In general network operators follow a similar pattern across Africa: the first fiber deployments are taking place in the largest cities of the countries, usually in capital cities, and then in the other major towns.

Sources from Relief Web, insinuate that more than 2.5 million people living in remote eastern regions of the Democratic Republic of the Congo will benefit from transformed digital connectivity under new fiber-optic network investment being rolled out by Bandwidth and Cloud Services (BCS) Group and backed by the European Investment Bank (EIB).

The $ 10 million European Investment Bank support, EIB Global first quasi-equity investment, and second cooperation with BCS were formally announced earlier this month at AfricaCom 2022 in Cape Town, South Africa.

“Africa is at a crucial point in the digitization age. The rapid growth of her Telecommunication infrastructure is one of the key factors that will allow the realization of her true potential,” said Yonas Maru, Managing Director, BCS Group.

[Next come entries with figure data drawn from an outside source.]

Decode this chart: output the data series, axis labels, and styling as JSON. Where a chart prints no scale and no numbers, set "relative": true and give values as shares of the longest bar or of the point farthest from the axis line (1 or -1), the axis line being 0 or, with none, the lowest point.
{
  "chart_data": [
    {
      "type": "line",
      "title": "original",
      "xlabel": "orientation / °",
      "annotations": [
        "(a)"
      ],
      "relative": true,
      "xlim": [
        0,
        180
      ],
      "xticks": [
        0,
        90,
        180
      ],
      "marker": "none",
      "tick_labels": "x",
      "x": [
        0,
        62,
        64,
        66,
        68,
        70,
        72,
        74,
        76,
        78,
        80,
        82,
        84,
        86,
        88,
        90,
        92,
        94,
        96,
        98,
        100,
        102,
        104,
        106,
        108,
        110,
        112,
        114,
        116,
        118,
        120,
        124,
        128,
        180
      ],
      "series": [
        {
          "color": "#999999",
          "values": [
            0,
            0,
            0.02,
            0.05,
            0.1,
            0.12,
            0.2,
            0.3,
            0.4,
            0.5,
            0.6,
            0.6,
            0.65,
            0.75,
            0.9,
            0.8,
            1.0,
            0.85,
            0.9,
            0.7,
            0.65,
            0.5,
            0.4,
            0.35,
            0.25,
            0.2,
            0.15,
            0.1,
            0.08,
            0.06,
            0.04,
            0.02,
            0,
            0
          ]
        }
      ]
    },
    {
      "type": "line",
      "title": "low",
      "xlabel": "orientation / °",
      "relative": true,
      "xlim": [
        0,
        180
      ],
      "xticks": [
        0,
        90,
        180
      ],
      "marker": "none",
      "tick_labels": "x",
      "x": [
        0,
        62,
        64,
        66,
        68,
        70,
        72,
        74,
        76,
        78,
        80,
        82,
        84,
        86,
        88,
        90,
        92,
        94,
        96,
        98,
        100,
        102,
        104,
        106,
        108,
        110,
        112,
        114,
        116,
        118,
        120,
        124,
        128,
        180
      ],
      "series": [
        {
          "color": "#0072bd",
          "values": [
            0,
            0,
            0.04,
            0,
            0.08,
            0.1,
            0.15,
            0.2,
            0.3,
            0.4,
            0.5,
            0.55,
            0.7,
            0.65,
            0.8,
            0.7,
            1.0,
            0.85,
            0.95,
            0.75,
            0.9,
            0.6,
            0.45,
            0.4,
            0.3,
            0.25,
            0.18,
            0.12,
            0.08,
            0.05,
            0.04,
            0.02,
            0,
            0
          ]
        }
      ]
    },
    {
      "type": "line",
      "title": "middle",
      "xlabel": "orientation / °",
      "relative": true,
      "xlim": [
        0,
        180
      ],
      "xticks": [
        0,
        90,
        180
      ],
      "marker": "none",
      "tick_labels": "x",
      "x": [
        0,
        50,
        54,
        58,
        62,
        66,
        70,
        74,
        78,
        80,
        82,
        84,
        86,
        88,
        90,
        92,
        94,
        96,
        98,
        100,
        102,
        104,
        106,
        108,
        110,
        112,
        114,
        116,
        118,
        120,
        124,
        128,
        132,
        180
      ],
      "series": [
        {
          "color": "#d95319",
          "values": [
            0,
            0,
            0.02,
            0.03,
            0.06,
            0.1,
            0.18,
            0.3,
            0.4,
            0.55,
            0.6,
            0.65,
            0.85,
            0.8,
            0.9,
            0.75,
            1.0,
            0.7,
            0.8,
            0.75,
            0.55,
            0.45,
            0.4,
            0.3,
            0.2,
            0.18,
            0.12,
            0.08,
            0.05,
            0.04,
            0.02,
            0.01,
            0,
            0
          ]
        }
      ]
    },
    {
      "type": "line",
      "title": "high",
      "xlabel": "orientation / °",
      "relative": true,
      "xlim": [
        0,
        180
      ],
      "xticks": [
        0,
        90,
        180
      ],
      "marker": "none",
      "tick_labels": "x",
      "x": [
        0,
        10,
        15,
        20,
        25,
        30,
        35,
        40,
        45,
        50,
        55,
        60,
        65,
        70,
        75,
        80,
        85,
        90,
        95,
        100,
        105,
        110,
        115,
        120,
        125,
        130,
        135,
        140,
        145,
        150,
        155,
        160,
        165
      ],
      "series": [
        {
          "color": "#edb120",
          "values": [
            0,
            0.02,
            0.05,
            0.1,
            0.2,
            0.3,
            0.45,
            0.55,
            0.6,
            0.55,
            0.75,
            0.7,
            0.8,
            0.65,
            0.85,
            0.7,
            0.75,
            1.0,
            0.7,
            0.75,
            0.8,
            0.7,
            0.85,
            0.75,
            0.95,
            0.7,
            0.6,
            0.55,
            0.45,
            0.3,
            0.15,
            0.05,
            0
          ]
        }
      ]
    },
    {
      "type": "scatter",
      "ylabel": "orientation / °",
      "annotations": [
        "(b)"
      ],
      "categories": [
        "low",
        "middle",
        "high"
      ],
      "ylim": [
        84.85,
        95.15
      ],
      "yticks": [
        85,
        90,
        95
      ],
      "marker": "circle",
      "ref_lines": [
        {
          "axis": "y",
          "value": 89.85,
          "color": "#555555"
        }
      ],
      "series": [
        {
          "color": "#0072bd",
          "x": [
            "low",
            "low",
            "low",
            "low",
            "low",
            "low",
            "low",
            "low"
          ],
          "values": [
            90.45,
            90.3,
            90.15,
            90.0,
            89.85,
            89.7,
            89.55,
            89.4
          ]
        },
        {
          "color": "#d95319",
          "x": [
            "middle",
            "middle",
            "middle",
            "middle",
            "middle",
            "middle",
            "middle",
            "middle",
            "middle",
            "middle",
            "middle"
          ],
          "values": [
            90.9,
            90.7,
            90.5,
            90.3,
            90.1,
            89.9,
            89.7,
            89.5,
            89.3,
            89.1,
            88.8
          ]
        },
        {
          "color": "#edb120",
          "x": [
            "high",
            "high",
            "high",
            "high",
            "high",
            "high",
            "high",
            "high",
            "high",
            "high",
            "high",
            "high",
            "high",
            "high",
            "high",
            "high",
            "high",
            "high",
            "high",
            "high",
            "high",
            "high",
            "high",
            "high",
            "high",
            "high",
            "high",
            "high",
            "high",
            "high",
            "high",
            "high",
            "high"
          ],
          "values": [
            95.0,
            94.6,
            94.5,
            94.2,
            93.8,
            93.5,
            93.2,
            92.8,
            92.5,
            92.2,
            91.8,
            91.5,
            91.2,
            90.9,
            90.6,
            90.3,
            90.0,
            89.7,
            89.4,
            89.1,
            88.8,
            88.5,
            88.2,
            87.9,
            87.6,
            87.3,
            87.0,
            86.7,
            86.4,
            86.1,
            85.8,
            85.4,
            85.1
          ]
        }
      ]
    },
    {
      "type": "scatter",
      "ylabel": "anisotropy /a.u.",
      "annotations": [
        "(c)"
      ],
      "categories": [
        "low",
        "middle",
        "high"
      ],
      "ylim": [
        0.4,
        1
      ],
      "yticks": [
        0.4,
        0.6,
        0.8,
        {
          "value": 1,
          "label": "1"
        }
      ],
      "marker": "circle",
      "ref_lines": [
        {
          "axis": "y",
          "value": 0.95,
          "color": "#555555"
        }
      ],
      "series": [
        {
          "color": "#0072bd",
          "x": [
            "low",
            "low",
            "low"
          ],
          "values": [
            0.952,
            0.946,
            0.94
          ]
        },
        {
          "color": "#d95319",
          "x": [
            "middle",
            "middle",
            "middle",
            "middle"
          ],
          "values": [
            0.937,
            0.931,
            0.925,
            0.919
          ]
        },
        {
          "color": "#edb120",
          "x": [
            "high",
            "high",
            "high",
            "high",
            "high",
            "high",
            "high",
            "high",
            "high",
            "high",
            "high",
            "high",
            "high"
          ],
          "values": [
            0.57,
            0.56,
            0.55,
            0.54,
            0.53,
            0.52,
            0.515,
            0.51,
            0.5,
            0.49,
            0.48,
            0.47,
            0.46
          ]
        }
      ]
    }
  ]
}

He added that BCS is excited to be part of Africa’s journey to achieving regional connectivity.

“Our mission is to enable internet access to more than 300 million people in Africa through our infrastructure. Our continued partnership with the EIB will see our company continue to deploy its fiber optic expansion plans to build over 20,000 kilometers across Eastern, Central, and Southern Africa providing regional and rural connectivity by serving underserved areas”, he added.

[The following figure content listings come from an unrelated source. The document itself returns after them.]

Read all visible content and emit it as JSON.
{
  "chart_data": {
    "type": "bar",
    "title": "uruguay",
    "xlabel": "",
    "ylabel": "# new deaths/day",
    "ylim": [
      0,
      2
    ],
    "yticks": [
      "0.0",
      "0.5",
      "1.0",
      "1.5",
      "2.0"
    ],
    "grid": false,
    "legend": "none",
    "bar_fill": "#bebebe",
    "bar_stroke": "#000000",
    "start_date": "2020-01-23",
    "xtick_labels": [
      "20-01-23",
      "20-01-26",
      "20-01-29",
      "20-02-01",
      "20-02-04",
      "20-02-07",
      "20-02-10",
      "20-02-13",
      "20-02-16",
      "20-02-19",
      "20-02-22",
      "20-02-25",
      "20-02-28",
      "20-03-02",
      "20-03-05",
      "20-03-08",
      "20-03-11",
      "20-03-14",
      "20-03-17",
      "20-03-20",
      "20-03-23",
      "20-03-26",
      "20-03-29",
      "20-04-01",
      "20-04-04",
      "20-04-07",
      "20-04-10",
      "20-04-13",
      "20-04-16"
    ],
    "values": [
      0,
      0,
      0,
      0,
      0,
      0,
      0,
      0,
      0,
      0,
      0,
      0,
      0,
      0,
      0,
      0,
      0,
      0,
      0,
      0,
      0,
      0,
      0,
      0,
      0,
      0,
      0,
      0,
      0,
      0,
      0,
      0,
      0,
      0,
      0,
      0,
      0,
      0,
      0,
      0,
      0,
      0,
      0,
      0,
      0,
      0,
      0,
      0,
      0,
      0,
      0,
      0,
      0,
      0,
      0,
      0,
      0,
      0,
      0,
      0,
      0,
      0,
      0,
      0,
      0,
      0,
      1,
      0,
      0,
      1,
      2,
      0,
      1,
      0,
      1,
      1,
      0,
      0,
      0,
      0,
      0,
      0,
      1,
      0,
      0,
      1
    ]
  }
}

Thomas Östros, Vice-President of the European Investment Bank said:

“The European Investment Bank is committed to accelerating digitalization across Africa and is pleased to strengthen our partnership with BCS to transform high-speed fiber optic networks in the DRC. Expansion of the fiber optic backbone will enable local communities to benefit from mobile broadband and hospitals and schools to be connected to the rest of the world.”

BCS Group has entered into a long-term funding partnership with the EIB for a further US$10 million. This is part of the EIB’s continued partnership with BCS following a USD18 million funding in late 2018.

According to a World Bank report, Guinea-Bissau’s digital economy is nascent, with low international bandwidth, few public services available online, and limited digital skills among the population, in comparison to many of its neighbors in Western Africa.

The Digital Economy Country Assessment for Guinea-Bissau, developed by the World Bank Group and the Government of Guinea-Bissau, notes that, while many Sub-Saharan African countries are undertaking digital transformations, Guinea-Bissau must step up its efforts to capture a larger share of the dividends of the digital economy.

“Digital transformation is driving increased employment, productivity, and inclusion across the continent. To achieve its ambitious developmental goals, Guinea-Bissau must continue its efforts on reforms and investments to accelerate digital transformation,” said Anne-Lucie Lefebvre, World Bank Resident Representative in Guinea-Bissau.